We were fascinated by the conversation started Monday by the release of the Pew survey about self-tracking by Susannah Fox. As with any survey research, the top line results provoked the most discussion, and also some intelligent skepticism. We’ve had a few days to digest the results, and here’s our analysis of the two key questions:
1. How many Americans use technology for self-tracking?
2. Is this number growing, shrinking, or staying the same?
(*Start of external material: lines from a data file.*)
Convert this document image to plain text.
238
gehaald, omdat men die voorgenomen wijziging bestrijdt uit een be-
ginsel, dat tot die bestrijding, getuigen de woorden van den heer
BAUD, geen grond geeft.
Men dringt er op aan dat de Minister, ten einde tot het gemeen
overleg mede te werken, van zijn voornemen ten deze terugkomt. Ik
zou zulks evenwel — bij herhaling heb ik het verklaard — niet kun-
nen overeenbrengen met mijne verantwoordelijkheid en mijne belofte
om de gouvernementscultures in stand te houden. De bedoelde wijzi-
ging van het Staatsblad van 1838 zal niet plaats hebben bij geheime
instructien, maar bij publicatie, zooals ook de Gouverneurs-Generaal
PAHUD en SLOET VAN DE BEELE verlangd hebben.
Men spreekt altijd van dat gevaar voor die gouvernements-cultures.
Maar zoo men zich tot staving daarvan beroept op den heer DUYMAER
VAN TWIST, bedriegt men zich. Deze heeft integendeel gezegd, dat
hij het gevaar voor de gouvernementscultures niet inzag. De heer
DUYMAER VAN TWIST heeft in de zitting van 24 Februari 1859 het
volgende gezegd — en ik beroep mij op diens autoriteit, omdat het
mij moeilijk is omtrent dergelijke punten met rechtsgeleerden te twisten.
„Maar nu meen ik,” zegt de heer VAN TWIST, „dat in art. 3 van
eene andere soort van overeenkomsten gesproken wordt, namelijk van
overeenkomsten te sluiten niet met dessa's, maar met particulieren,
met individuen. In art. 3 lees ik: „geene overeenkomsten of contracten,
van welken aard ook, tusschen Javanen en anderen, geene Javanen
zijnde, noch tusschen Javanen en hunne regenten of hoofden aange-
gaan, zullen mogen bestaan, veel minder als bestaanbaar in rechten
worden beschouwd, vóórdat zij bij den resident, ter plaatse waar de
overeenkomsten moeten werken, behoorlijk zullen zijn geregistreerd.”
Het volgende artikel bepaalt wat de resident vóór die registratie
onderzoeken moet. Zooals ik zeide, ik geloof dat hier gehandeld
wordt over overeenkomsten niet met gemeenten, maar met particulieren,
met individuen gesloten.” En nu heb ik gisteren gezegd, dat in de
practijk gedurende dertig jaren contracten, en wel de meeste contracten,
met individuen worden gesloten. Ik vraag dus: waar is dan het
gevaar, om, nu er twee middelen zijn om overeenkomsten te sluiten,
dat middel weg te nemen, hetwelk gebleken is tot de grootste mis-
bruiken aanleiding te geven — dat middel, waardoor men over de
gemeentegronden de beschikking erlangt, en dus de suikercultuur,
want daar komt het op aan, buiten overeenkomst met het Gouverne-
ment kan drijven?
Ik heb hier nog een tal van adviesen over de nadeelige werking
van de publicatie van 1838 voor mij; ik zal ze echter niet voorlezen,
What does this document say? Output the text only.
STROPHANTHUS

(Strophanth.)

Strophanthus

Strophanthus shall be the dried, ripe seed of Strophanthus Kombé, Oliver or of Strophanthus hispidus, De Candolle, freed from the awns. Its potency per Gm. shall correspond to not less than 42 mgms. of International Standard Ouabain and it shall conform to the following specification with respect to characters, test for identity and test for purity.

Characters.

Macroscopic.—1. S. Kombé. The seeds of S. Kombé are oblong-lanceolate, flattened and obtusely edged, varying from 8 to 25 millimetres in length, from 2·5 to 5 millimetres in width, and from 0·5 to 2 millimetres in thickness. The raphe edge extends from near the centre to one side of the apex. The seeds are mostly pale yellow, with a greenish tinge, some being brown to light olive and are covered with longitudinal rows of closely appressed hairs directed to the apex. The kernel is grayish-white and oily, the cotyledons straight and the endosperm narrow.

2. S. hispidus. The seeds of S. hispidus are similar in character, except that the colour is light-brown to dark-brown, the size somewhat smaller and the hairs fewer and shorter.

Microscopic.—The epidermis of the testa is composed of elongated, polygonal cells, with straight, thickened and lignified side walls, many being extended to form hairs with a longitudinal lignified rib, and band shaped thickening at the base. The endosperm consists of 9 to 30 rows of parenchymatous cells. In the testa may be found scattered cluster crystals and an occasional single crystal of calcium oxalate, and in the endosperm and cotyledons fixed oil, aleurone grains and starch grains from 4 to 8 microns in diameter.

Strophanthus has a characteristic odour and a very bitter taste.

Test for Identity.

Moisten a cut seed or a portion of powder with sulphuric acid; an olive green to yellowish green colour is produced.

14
The always reliable Brian Dolan and MobiHealthNews pointed out that according to Pew, health-tracking numbers were unchanged since their last report in 2010. While the questions asked are not identical, it’s logical to conclude from the two surveys that the numbers are flat. Susannah Fox, who wrote the Pew report, states this clearly: “One in five trackers in the general population (21%) say they use some form of technology to track their health data, which matches our 2010 finding.”1
But wait; if this is true it is unexpected and therefore important. With thousands of new apps, and dozens if not hundreds of new medical tracking devices released in the last two years, the total number of Americans using them barely grew. According to Pew, the number of people using apps on their phones to track health has only increased from 9% in 2011 to 11% in 2012. Meanwhile, according to Pew smartphone ownership has increased from 33% to 53% from 2011 to 2012.2
Should we conclude that the spread of health tracking is not even close to keeping up with technology adoption generally? That, while smartphone usage grows, self-tracking stagnates?
A recent fitness tracking report by Forrester makes a parallel argument. Sarah Rotman Epps, the report’s author, argues that the potential US market for fitness trackers totals a relatively tiny 8 million adults. We have high faith in the underlying integrity of the Pew Research, which comes from direct questions asked to a random sample of adults, and less faith in the Forrester numbers, which come from an online panel and some creative theorizing, but thinking critically about both of them has helped us advance our own ideas about what’s going on with self-tracking generally.
Forrester’s research method was to ask an online panel if they were interested in buying a Fuelband, along with a series of lifestyle questions. They ran a regression to produce a profile of a likely Fuelband buyer, took this as a proxy for fitness wearables generally, used demographic data to calculate the number of potential buyers of all types of fitness wearables. To wit: 8 million.
This is startlingly small, especially given Nike’s claims about how many people participate in the Nike+ ecosystem of tracking apps and devices, which includes the FuelBand. We’ve extracted the data in graph below from from transcripts of Nike’s quarterly calls with analysts:
On the latest call, in late 2012, Nike announced it had 10 million Nike+ users. We asked Sarah, the author of the Forrester report, to comment. “Nike is saying they have 10 million plus users,” she replied by email, “most of which are likely just using the app and their shoes. We are saying that the market for purchasing actual fitness tracking devices is quite small.”
How does this claim look in light of the Pew numbers? If you look at current census estimates and the Pew data then we see that almost 35 million3 US adults are using technology to self-track. Of those, 8% use a medical device, like a glucose meter and 7% use an app or other tool on their mobile phone or device. Combined that comes to 5 million adults. And yet if we take Nike at it’s word, and we assume that Nike+ appls and devices fall into either the medical device or mobile app category, then the Nike+ ecosystem alone includes many more self-trackers than Pew found in their survey.
Obviously these are partial views of a complex reality, based on very different types of data, but it would nice to have a theory that was compatible with all the evidence.
To sum up: smartphone adoption is growing quickly; Nike+ participation is growing quickly, but the number of people using technology to track their health appears flat, and the total market for fitness tracking devices is tiny.
We have some ideas about how to solve this mystery, but we’d like to hear what you think first. We’ll follow up with a post based on your comments and our own further thoughts.
1: In an email dialog we had with Susannah Fox she urged us to look at the full reports, especially the exact questions that were asked in the two surveys. You can check them here: 2011: The Social Life of Health Information and 2012: Tracking for Health. We’ll get into some details in our next post.
2: This data is available as part of the 2012 Tracking for Health report (pg. 18).
3: We calculated this by combing the Pew findings with the current estimates of the US adult population. More specifically we used the following calculation: (US adult population – 238,640,000) x (total trackers – 69%) x (technology trackers – 21%) = 34,578,936.